I've created a tree dump how described here: How can I dump an abstract syntax tree generated by gcc into a .dot file? for this dummy script:
int fact(int n) {
if (n<=1) {
return 1;
}
return n * fact(n-1);
}
int main(void) {
int a = 4;
int res = fact(a);
return res;
}
And the image what I've got:
As I know gcc is not the best way to learn AST representation. But anyway it would be nice to understand what image's content means.
Especially what %
sign here means and a FREQ:0
statement?
The answer you link shows how to obtain the Control Flow Graph from GCC debugging dumps. So your image does not actually show a syntax tree.
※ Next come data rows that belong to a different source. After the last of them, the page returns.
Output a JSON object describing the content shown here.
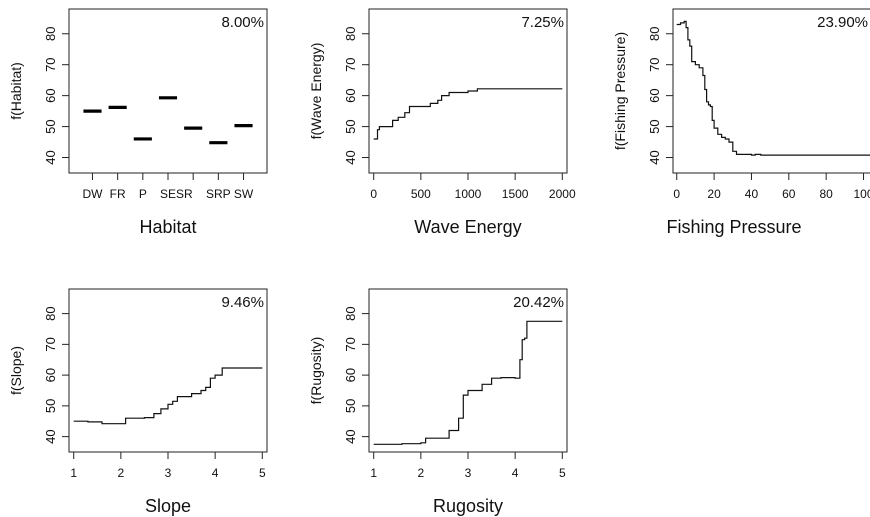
{
  "chart_data": [
    {
      "type": "bar",
      "title": "",
      "xlabel": "Habitat",
      "ylabel": "f(Habitat)",
      "importance": "8.00%",
      "ylim": [
        35,
        88
      ],
      "yticks": [
        40,
        50,
        60,
        70,
        80
      ],
      "categories": [
        "DW",
        "FR",
        "P",
        "SE",
        "SR",
        "SRP",
        "SW"
      ],
      "category_labels": [
        "DW",
        "FR",
        "P",
        "SESR",
        "",
        "SRP",
        "SW"
      ],
      "values": [
        55.0,
        56.2,
        46.0,
        59.3,
        49.5,
        44.8,
        50.3
      ]
    },
    {
      "type": "line",
      "title": "",
      "xlabel": "Wave Energy",
      "ylabel": "f(Wave Energy)",
      "importance": "7.25%",
      "xlim": [
        -50,
        2050
      ],
      "ylim": [
        35,
        88
      ],
      "xticks": [
        0,
        500,
        1000,
        1500,
        2000
      ],
      "yticks": [
        40,
        50,
        60,
        70,
        80
      ],
      "x": [
        0,
        40,
        60,
        150,
        200,
        260,
        330,
        380,
        500,
        600,
        680,
        720,
        800,
        1000,
        1100,
        1300,
        2000
      ],
      "y": [
        46.0,
        49.0,
        50.0,
        50.0,
        52.0,
        53.0,
        54.5,
        56.5,
        56.5,
        57.5,
        58.5,
        60.0,
        61.0,
        61.5,
        62.2,
        62.2,
        62.2
      ]
    },
    {
      "type": "line",
      "title": "",
      "xlabel": "Fishing Pressure",
      "ylabel": "f(Fishing Pressure)",
      "importance": "23.90%",
      "xlim": [
        -2,
        104
      ],
      "ylim": [
        35,
        88
      ],
      "xticks": [
        0,
        20,
        40,
        60,
        80,
        100
      ],
      "yticks": [
        40,
        50,
        60,
        70,
        80
      ],
      "x": [
        0,
        2,
        4,
        5,
        6,
        7,
        8,
        10,
        12,
        14,
        15,
        16,
        17,
        18,
        19,
        20,
        22,
        24,
        26,
        28,
        30,
        32,
        35,
        40,
        42,
        45,
        104
      ],
      "y": [
        83.0,
        83.5,
        84.0,
        82.0,
        78.0,
        76.0,
        71.0,
        70.0,
        69.0,
        66.5,
        62.0,
        58.0,
        57.0,
        56.5,
        52.0,
        49.5,
        47.5,
        46.5,
        46.0,
        45.0,
        42.0,
        41.0,
        41.0,
        40.8,
        41.0,
        40.8,
        40.8
      ]
    },
    {
      "type": "line",
      "title": "",
      "xlabel": "Slope",
      "ylabel": "f(Slope)",
      "importance": "9.46%",
      "xlim": [
        0.9,
        5.1
      ],
      "ylim": [
        35,
        88
      ],
      "xticks": [
        1,
        2,
        3,
        4,
        5
      ],
      "yticks": [
        40,
        50,
        60,
        70,
        80
      ],
      "x": [
        1.0,
        1.3,
        1.6,
        2.0,
        2.1,
        2.5,
        2.7,
        2.85,
        3.0,
        3.1,
        3.2,
        3.3,
        3.5,
        3.7,
        3.8,
        3.9,
        4.0,
        4.15,
        5.0
      ],
      "y": [
        45.0,
        44.8,
        44.2,
        44.2,
        46.0,
        46.2,
        47.5,
        49.0,
        50.5,
        51.5,
        53.0,
        53.0,
        54.0,
        55.0,
        56.0,
        59.0,
        60.0,
        62.3,
        62.3
      ]
    },
    {
      "type": "line",
      "title": "",
      "xlabel": "Rugosity",
      "ylabel": "f(Rugosity)",
      "importance": "20.42%",
      "xlim": [
        0.9,
        5.1
      ],
      "ylim": [
        35,
        88
      ],
      "xticks": [
        1,
        2,
        3,
        4,
        5
      ],
      "yticks": [
        40,
        50,
        60,
        70,
        80
      ],
      "x": [
        1.0,
        1.6,
        2.0,
        2.1,
        2.5,
        2.6,
        2.8,
        2.9,
        3.0,
        3.1,
        3.3,
        3.5,
        3.7,
        4.0,
        4.1,
        4.15,
        4.2,
        4.25,
        5.0
      ],
      "y": [
        37.5,
        37.7,
        38.0,
        39.5,
        39.5,
        42.0,
        46.0,
        53.5,
        55.0,
        55.0,
        57.0,
        59.0,
        59.2,
        59.0,
        65.0,
        71.5,
        72.0,
        77.5,
        77.5
      ]
    }
  ]
}
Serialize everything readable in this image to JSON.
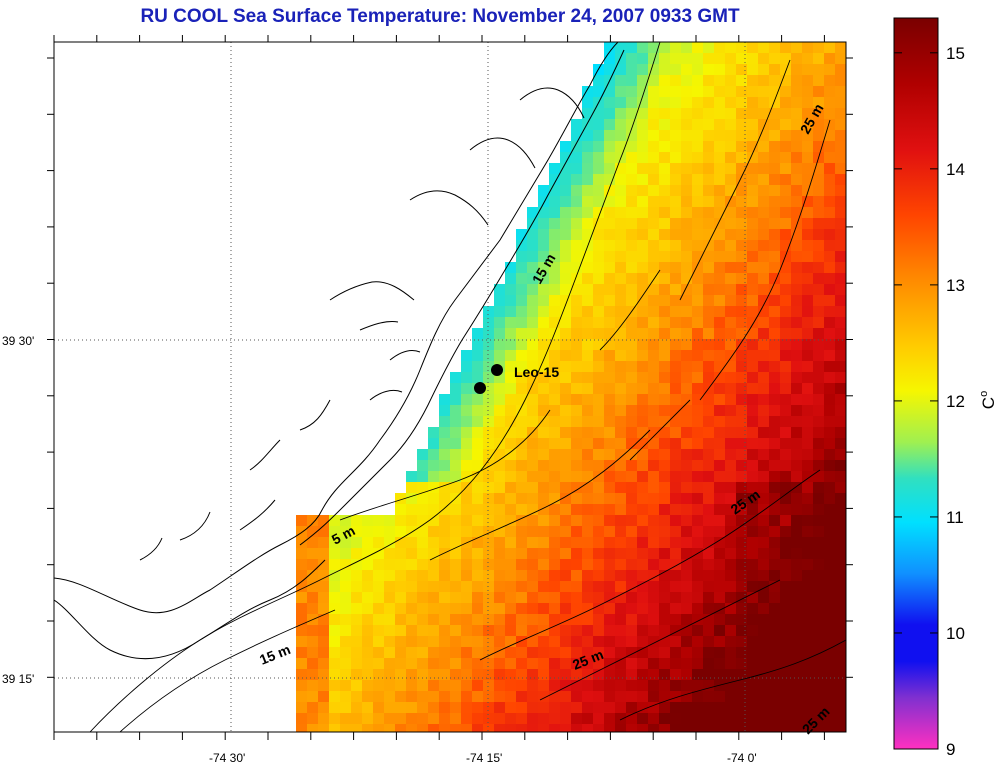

The GCC C front end does not have an abstract syntax tree in the classical sense. A lot of syntactic constructs are lowered during parsing, often to a bunch of goto
s. For example, c_finish_loop
has this:
/* If we have an exit condition, then we build an IF with gotos either
out of the loop, or to the top of it. If there's no exit condition,
then we just build a jump back to the top. */
exit = build_and_jump (&LABEL_EXPR_LABEL (top));
if
statements are turned into COND_EXPR
nodes. You can see that in the .original
dump (where the COND_EXPR
node is printed like a C if
statement). But there's no .dot
file generated from that pass. Once the compilation process enters the middle end, it's GIMPLE, and GIMPLE (as an SSA variant) does not represent control flow using high-level language constructs such as for
and if
statements at all.
Clang has a more traditional AST, printed by clang -Xclang -ast-dump
. It's still not suitable input for Graphviz, but at least the data is there. If your goal is to understand GCC, have a look at the C++ front end, which preserves a richer structure in the parser.